It is the beginning of a new year and with every new year comes an opportunity to reach out and claim God’s promises with new hope. That's part of why we celebrate the New Year.
But perhaps there is another part to our need for celebration, particularly this year. Perhaps it has something to do with our need to put disappointments and fears of the past behind us. This past year was certainly not the easiest for any of us--no matter where in the world you make your home. The pandemic and all the disruption that it brought, wildfires, hurricanes, racial unrest, political divisions; for most of us, this past year was very difficult.
So we go into this new year with many challenges facing us, personally, nationally, and globally. Yet, for all the challenges we have faced this past year, we go into the new year with hope.
After months of sickness, death and economic disruption around the world caused by Covid19, there are, at last, and in record time, vaccines available to immunize people against the virus. Right now, the vaccines are being made available to those most at risk: healthcare workers, nursing home residents and staff, first responders. Yet, though it will still be several months before these vaccines are widely available to the general public, the end of this pandemic is at least in sight. And that is cause for tremendous hope.
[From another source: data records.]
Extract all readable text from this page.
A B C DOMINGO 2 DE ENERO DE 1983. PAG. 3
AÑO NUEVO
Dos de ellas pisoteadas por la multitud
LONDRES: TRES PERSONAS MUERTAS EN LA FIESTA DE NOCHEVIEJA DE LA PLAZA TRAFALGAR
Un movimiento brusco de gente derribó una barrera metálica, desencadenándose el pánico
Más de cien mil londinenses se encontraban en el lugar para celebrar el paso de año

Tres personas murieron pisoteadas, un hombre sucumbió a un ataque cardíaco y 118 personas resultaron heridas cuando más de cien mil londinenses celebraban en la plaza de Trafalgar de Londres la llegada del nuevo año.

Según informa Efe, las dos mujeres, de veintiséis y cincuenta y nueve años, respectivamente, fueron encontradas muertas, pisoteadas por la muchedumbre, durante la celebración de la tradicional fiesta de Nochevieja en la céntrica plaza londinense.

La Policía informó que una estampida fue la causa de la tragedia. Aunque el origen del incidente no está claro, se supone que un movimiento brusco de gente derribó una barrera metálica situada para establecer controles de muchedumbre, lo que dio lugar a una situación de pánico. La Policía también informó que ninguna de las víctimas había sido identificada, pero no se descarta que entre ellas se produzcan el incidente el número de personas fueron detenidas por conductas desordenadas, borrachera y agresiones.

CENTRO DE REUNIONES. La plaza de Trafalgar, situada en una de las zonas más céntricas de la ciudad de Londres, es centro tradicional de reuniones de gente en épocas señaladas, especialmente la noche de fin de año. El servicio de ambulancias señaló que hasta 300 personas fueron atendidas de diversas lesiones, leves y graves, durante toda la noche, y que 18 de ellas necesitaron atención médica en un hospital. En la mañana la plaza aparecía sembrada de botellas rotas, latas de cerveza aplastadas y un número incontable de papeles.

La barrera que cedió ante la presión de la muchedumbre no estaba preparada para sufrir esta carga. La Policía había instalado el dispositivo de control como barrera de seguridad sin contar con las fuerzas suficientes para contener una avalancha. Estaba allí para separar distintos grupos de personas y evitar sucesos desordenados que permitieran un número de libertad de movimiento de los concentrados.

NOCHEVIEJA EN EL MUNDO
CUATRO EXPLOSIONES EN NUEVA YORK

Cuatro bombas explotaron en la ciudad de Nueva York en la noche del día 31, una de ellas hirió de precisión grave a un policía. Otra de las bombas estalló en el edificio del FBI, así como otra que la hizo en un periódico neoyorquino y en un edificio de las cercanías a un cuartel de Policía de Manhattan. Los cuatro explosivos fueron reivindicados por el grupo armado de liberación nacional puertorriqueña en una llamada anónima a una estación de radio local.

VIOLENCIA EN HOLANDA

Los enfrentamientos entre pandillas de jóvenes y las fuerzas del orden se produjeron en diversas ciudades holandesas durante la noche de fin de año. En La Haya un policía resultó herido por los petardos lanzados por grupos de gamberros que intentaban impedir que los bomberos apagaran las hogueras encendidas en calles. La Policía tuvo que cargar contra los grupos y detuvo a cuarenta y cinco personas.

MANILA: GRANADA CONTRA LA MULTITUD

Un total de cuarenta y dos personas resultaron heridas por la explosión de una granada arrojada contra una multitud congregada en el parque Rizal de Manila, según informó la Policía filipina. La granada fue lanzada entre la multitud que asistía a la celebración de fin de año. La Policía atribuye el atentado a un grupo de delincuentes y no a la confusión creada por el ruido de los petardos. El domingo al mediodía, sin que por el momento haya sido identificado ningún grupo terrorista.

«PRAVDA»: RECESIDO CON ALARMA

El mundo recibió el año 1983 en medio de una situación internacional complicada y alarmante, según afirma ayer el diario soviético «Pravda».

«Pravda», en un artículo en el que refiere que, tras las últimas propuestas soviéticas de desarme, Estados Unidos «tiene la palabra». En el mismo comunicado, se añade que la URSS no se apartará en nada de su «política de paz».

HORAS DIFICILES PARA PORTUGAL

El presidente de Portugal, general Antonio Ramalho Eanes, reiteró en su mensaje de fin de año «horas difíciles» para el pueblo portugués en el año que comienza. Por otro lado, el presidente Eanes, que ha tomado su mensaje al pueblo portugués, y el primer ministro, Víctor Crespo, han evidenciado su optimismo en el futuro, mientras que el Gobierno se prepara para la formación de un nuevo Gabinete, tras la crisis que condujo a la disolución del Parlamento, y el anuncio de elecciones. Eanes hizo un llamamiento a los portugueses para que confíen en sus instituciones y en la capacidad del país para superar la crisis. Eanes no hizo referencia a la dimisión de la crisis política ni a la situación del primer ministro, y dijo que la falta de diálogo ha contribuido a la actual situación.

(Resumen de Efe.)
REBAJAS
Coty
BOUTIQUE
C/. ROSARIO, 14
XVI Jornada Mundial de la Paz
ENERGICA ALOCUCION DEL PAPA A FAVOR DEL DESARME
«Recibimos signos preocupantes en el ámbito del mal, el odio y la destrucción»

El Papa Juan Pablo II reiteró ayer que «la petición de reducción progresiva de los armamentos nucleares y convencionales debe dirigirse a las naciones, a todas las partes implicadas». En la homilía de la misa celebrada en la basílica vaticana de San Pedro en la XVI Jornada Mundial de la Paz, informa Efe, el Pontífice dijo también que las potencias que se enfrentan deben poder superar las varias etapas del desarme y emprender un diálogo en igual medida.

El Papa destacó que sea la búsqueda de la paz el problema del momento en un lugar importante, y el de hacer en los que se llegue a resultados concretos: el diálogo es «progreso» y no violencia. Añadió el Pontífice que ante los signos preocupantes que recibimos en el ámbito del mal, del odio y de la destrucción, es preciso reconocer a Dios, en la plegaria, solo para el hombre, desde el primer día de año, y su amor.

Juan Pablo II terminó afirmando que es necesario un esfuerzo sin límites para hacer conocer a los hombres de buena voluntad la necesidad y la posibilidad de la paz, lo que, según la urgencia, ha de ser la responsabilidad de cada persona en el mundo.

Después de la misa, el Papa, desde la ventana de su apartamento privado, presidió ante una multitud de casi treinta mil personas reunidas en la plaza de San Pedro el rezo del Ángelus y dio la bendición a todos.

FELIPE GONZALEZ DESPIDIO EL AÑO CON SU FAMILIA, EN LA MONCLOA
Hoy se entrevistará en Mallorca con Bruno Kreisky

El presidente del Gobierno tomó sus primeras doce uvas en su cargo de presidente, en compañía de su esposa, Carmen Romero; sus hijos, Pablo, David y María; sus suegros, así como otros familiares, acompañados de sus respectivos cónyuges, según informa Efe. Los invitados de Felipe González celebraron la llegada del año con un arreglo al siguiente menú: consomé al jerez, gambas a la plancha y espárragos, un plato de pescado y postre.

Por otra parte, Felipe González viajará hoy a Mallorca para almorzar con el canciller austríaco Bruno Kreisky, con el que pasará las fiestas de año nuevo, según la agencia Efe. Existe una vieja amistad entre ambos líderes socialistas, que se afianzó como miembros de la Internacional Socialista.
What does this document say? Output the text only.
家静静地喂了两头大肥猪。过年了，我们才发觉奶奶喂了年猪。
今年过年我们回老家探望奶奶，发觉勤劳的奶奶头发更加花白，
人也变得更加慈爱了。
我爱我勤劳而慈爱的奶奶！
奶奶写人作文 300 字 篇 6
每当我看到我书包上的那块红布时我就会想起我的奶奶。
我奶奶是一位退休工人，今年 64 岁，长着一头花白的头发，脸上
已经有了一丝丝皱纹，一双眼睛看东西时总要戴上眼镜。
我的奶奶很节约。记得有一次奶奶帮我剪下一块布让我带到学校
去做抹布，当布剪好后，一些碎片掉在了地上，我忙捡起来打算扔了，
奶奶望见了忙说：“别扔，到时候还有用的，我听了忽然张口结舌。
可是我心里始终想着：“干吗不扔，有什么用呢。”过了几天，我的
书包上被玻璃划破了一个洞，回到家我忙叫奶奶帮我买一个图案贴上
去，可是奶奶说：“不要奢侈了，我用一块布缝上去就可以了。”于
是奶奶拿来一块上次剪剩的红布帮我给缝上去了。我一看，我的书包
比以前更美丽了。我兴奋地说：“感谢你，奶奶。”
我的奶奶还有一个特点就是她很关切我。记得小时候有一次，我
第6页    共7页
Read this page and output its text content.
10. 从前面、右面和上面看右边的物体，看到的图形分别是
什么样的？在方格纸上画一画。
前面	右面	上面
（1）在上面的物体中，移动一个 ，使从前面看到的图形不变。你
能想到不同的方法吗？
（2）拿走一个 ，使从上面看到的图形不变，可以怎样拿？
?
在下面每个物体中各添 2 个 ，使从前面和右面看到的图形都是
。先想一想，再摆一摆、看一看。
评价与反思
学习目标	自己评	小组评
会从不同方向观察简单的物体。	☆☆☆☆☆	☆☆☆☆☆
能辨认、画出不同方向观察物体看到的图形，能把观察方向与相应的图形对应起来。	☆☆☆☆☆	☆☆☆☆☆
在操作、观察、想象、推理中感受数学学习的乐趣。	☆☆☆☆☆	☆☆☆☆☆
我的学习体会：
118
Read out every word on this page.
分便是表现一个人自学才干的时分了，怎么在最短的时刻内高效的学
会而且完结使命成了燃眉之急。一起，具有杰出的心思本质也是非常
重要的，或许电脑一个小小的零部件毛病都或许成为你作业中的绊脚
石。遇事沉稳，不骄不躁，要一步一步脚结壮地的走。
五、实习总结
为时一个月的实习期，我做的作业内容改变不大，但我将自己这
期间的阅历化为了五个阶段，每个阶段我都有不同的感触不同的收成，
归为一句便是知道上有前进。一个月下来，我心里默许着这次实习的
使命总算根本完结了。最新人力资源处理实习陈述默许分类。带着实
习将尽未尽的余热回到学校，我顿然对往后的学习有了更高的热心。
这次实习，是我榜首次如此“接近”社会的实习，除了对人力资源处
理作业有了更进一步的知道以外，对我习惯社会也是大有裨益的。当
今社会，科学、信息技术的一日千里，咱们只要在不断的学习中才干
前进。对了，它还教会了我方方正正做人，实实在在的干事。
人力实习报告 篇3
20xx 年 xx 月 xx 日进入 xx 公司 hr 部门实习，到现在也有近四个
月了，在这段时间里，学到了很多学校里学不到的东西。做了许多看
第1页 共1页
In the meantime, we will have to continue to take measures to contain the spread of the virus: masking when we are with others, social distancing, hand washing, and limiting our contact with those outside our household. But now we know that we will not have to do these things indefinitely.
And there are many challenges that still lie ahead in the new year as we begin to rebuild our economy, and restore the relationships and rhythms of our lives that have been so disrupted by Covid19. And there is also the challenge of beginning to heal the deep political, economic, and racial divisions in our nation. But as we face these challenges, Christians can find comfort and hope in the knowledge that God is always with us, and is working for good in our lives and in the world.
There’s a song, corny perhaps, but still a good reminder to us, "He's got the whole world in His hands." Perhaps what we need in times of uncertainty and challenge is to picture as we once did when we were kids, the big hands of God cradling the entire globe.
Let us, therefore, be encouraged to look to the coming new year with confidence--not in ourselves, but in the goodness and grace of God.